Но вернемся к моему детству.
Помнится, наш двор в большинстве своем был населен мелким служивым и рабочим людом, где наша семья выделялась, прежде всего, по национальному признаку. И собирались, в основном, работяги, люди простые, пьющие.
Сами понимаете, что я мог видеть и слышать. И мальчики были такие, которые не хотели учиться. Помню Гришу Хаимова, братьев Лебедевых. Одного из них звали «Бычок». Был еще Коля, которого называли «Колюшка-бутуз». Я тоже попробовал его так назвать и схлопотал за это. И все-таки люди, окружавшие меня, были разные — и доброжелательные, и ненавидящие, и равнодушные. Был, например, такой дядя Миша Поляков, банщик. Очень любил «покалякать». У нас там скамейка стояла между двумя липами, а над ней была протянута веревка для сушки белья. И когда белья не было, можно было посидеть, побеседовать. И вот дядя Миша соберет нас, мальчишек, на этой скамейке и начинает разговоры разговаривать. Нравился ему сам процесс — поучать, открывать истину. Истории у него были разные, но все какие-то нелепые, и по своему глубокомыслию он напоминал некоторых персонажей юмористических рассказов Чехова. Евреев дядя Миша, мягко говоря, недолюбливал и всегда нам рассказывал про них всякие нелестные истории. Я его как-то поддел, говорю:
— Эйнштейн тоже еврей, а теорию относительности изобрел!
Это дядю Мишу не смутило.
— Эйнштейн в Америку уехал, значит, он американец! А евреи что могут изобрести — гуталин разве…
Мне было обидно за евреев, и я уходил, огорченный тем, что они кроме гуталина ничего изобрести не могут. И вообще, кстати сказать, слово «жид» у нас во дворе ругательным не считалось. Употребляли его все.
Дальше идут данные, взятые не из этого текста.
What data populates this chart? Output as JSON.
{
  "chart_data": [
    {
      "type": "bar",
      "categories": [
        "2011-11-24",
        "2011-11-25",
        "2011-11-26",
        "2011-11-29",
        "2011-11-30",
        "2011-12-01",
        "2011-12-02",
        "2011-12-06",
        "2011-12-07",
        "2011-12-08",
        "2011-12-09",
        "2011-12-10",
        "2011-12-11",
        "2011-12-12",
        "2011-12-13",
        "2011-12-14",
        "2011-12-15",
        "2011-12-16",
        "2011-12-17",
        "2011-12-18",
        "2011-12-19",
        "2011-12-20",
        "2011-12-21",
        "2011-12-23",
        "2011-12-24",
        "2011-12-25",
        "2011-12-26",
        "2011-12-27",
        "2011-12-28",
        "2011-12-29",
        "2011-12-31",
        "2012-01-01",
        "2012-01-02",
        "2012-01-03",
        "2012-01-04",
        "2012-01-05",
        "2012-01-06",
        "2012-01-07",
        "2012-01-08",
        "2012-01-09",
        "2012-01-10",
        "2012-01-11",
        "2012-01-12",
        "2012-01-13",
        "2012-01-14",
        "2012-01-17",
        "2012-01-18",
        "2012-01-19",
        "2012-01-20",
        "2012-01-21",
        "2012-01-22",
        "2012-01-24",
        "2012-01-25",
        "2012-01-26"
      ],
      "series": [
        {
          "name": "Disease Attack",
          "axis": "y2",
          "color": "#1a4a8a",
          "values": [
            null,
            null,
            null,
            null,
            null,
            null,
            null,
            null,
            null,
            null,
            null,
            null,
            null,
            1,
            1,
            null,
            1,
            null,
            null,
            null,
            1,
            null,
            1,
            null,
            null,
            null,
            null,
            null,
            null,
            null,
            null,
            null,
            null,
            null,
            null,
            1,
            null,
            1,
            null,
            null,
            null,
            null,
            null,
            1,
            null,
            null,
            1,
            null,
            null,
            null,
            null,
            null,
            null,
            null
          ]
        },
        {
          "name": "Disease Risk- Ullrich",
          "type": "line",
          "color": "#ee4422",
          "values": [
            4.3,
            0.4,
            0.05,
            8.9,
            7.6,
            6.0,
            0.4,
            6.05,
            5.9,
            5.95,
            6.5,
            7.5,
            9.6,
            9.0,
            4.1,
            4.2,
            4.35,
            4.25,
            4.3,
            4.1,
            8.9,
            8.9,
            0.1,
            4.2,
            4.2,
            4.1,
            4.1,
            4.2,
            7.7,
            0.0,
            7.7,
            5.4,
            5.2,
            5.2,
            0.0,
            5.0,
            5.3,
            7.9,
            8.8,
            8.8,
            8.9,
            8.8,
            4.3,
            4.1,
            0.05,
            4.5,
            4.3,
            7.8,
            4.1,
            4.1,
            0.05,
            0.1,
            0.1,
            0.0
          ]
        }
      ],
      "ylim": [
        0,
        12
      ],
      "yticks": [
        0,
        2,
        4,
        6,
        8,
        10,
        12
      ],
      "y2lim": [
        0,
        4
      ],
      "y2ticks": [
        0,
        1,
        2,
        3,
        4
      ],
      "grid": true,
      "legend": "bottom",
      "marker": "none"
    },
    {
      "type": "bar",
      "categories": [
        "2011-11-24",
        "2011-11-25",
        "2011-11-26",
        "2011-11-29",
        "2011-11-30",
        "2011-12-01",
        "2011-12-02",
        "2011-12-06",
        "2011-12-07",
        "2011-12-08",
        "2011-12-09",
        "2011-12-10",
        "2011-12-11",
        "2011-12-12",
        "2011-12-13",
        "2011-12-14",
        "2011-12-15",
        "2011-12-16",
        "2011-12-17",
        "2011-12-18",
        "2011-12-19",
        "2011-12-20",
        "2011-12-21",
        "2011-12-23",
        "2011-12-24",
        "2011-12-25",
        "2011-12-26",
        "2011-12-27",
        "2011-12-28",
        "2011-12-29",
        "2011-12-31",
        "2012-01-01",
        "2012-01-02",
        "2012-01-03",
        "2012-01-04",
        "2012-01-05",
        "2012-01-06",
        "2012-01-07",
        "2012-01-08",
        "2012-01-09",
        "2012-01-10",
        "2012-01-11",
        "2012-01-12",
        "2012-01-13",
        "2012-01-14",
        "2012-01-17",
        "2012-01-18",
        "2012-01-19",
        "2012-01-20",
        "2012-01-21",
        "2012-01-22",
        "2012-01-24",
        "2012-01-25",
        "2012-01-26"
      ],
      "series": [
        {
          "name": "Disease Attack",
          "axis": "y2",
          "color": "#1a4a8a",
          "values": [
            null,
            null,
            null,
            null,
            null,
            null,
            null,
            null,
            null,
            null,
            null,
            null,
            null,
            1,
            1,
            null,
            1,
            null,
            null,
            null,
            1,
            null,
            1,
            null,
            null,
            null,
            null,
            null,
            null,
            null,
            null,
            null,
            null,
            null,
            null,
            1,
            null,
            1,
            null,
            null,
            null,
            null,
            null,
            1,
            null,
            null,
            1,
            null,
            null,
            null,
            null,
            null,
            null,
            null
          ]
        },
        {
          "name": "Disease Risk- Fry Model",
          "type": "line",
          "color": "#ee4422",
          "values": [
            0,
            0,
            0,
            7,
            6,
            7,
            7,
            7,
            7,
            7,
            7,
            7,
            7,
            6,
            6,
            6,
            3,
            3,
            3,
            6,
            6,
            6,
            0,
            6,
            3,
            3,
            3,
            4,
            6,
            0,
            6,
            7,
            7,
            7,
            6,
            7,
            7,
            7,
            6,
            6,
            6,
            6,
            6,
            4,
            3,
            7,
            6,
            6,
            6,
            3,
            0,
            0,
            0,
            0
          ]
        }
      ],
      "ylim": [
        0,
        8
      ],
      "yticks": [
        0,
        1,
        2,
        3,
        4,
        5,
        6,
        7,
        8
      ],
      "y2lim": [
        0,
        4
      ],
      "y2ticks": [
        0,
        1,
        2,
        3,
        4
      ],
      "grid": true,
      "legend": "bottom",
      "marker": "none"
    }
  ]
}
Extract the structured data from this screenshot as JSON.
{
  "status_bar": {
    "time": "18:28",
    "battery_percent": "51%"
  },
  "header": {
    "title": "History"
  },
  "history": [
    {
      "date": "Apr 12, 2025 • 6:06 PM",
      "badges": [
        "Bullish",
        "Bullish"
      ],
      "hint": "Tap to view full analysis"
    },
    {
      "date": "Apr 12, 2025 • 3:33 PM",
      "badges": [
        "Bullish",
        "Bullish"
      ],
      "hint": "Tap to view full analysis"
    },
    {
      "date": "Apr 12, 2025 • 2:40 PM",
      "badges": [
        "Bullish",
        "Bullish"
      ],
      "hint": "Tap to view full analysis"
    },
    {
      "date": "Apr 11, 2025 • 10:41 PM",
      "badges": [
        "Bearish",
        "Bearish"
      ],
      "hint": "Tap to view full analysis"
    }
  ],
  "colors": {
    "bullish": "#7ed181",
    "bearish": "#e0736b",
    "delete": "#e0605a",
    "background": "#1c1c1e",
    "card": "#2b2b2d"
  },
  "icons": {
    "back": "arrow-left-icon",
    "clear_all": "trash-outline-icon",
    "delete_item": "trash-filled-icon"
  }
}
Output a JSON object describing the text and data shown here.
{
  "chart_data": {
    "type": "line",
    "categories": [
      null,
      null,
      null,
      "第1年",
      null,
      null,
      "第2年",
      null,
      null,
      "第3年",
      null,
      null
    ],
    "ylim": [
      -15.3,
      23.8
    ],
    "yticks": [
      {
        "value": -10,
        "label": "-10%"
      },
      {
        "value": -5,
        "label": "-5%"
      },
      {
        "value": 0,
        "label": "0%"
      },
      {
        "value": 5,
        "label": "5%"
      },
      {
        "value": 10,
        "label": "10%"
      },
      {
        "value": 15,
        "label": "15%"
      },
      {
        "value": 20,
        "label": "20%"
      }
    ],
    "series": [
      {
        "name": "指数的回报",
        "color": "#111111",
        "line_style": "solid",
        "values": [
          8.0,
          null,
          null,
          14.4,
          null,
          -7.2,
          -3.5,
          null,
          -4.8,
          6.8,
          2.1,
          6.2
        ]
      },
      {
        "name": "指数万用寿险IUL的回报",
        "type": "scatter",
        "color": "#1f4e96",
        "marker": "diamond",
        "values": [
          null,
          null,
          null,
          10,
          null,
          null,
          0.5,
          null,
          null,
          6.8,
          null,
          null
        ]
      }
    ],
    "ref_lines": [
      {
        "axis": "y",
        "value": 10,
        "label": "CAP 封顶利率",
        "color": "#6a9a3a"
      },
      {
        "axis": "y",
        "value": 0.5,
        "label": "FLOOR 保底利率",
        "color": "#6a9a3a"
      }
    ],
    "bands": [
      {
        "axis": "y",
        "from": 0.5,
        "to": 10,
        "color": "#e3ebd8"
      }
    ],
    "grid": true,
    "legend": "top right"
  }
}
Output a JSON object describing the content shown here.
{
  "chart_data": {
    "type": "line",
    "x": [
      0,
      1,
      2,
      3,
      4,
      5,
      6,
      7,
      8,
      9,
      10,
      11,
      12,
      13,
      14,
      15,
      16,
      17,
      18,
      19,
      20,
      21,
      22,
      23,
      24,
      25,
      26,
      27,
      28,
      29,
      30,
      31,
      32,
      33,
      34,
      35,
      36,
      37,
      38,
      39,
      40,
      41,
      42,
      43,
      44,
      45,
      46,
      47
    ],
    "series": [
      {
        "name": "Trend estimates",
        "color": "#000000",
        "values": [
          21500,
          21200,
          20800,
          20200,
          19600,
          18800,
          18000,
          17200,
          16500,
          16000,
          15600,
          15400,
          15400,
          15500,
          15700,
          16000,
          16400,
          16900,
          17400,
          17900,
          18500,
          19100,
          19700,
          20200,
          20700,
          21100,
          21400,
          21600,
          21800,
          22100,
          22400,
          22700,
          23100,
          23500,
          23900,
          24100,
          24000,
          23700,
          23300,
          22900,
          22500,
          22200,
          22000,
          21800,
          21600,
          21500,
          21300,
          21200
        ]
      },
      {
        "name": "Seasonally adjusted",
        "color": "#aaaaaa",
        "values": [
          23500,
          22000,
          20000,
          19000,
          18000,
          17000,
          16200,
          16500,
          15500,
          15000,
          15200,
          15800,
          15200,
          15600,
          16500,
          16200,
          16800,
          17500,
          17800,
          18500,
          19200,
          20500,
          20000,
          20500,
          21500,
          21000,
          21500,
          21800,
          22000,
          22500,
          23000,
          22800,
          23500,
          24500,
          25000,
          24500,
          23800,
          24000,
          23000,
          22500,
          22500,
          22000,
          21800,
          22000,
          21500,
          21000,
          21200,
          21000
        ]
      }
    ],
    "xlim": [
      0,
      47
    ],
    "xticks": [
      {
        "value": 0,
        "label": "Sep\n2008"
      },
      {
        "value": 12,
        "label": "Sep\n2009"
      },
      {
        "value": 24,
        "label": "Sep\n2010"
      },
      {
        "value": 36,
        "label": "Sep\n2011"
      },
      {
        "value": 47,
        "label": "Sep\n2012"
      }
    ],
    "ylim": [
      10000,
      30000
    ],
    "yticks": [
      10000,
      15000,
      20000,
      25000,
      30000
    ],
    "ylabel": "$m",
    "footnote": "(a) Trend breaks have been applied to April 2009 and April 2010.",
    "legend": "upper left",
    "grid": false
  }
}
Это было нормой.
Наша семья и в социальном отношении, конечно, выделялась на общем фоне жителей нашего дома. В годы НЭПа мой папа владел небольшим галантерейным производством, мама не работала, и у нас всегда были домработницы, которые часто менялись по разным причинам. Дольше всех задержалась Аня. Она была чуть старше меня, почти ровесница, и потом, живя отдельно, не теряла с нами связи. Она жива до сих пор, теперь это одинокая старуха, потерявшая двух сыновей.
В пять лет меня отдали в немецкую группу к Изабелле Юльевне. Тогда в Москве существовали дошкольные учебные группы, в которых объединяли детей из семей среднего достатка. Ходил я туда два года. Собирались мы на квартире Изабеллы Юльевны, и занималась с нами Эльза, немка. В группу входили: дочь хозяйки — Тамара, дочь художника Игоря Грабаря — Оля; был еще Юра, фамилии его припомнить не могу, хотя внешность четко отпечаталась в моей памяти. Там же я познакомился с Володей Шлезингером, который пройдет через всю мою жизнь.
Володя жил в Серебряническом переулке, напротив нас, с дедом, обрусевшим немцем, которого всегда у ворот поджидала коляска с извозчиком. Отца Шлезингера я не помню, знаю только, что в свое время он пострадал. А мама Володи, Елизавета Константиновна, была надолго выслана и вернулась в Москву только после войны, уже с новым мужем.
Отлично помню, как шестилетний Володя Шлез — будущий Владимир Георгиевич Шлезингер, замечательный педагог нашего театра, профессор, заведующий кафедрой актерского мастерства Театрального училища имени Б. Щукина — показывал моей тетке, как надо танцевать чарльстон. И делал это великолепно. Уже тогда в нем просматривались незаурядные музыкальные и пластические способности, которые он спустя годы успешно реализовал.
В пять лет, в той же немецкой группе, со мной случилась первая любовь. Предметом моего воздыхания стала Тамара, дочь хозяйки. Каждое утро я вставал с мыслью: как хорошо, что я проснулся на двадцать минут пораньше, я о Тамарочке подумаю! И думал о Тамарочке. Она тоже, очевидно, была неравнодушна ко мне, и мы ходили с ней гулять под ручку. И как-то раз, на прогулке, девочки постарше бросили в нашу сторону: «Как не стыдно! Жених и невеста!» Я обмер — не зная, как это воспримет Тамара. И вдруг она говорит: «А что, очень хорошо быть женихом и невестой!» Мое чувство было спасено.
В 30-х годах около наших домов не было такой сложной дорожной конфигурации, как сегодня. Астаховский мост просто соединял два берега Яузы и выводил на подъем к Яузским воротам. Мимо этих ворот, по бульварам, я ходил в школу, на Покровку. Зимой лед обычно не скалывали, он наслаивался, и гужевой транспорт переходил на сани. И вот на этом подъеме часто застревали возы с поклажей. Лошади скользили, буквально выбивались из сил, их стегали немилосердно, они падали, их били ногами в живот… Жуткое зрелище! В конце концов, извозчик налегал плечом, и измученная лошадь, усердно кивая головой — с сознанием выполненного долга, как мне казалось, и, простив все обиды, — вытягивала воз. Когда я позже прочитал «Хорошее отношение к лошадям» Маяковского:
«Лошадь, не надо.
Лошадь, слушайте —
чего вы думаете, что вы их плоше?
Деточка,
все мы немножко лошади,
каждый из нас по-своему лошадь», —
то сразу же вспомнил этих бедолаг на Яузском подъеме.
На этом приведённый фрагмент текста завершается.